Innerhalb einer Woche zwei Beiträge auf katholisch.de, deren Niveau ein Stockwerk unterhalb vom Tartarus liegt. Welcher dämlicher ist, darüber mag man sich streiten. Jedenfalls buhlt auch dieser neuere darum. Ganz abgesehen von dem unsäglichen Schreibstil steht der Inhalt in nichts nach:

Die Piusbrüder selbst haben immer wieder betont, dass auch sie an einer institutionellen Einigung mit Rom interessiert sind; allerdings nur zu ihren Bedingungen. So wurde etwa über „abgestufte Verbindlichkeiten“ von Dokumenten des Zweiten Vatikanischen Konzils diskutiert, um Konstitutionen und Erklärungen wie „Nostra aetate“, die das Verhältnis zu den anderen Religionen definiert, ignorieren zu können. Aber geht das? Oder sind Islamophobie und Antijudaismus, Homophobie und die Ablehnung der Gleichberechtigung von Mann und Frau nicht doch – um im Bild zu bleiben – entscheidende Ehehindernisse?
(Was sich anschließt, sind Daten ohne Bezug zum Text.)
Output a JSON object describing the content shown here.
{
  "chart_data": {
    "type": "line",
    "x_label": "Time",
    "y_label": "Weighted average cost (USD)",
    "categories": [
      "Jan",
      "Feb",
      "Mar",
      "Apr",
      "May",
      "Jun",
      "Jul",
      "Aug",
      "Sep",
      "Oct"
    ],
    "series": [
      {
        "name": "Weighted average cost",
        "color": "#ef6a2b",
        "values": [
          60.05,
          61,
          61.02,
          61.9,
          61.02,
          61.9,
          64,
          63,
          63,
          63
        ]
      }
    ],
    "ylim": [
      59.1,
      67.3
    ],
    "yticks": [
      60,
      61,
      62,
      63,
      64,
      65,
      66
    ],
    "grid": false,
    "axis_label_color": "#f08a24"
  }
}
Wer einen Konzilstext kritisiert, ist islamophob, Antijudaist, homophob und lehnt die Gleichberechtigung von Mann und Frau ab. Wow! Gilt das auch für alle, die das Zweite Vatikanum sowieso ablehnen wie Moslems, Juden, Schwule und Feministen (und auch Protestanten, höhö)? Sind die auch alle islamophob, Antijudaisten, homophob und lehnen die Gleichberechtigung von Mann und Frau ab?

Trottel.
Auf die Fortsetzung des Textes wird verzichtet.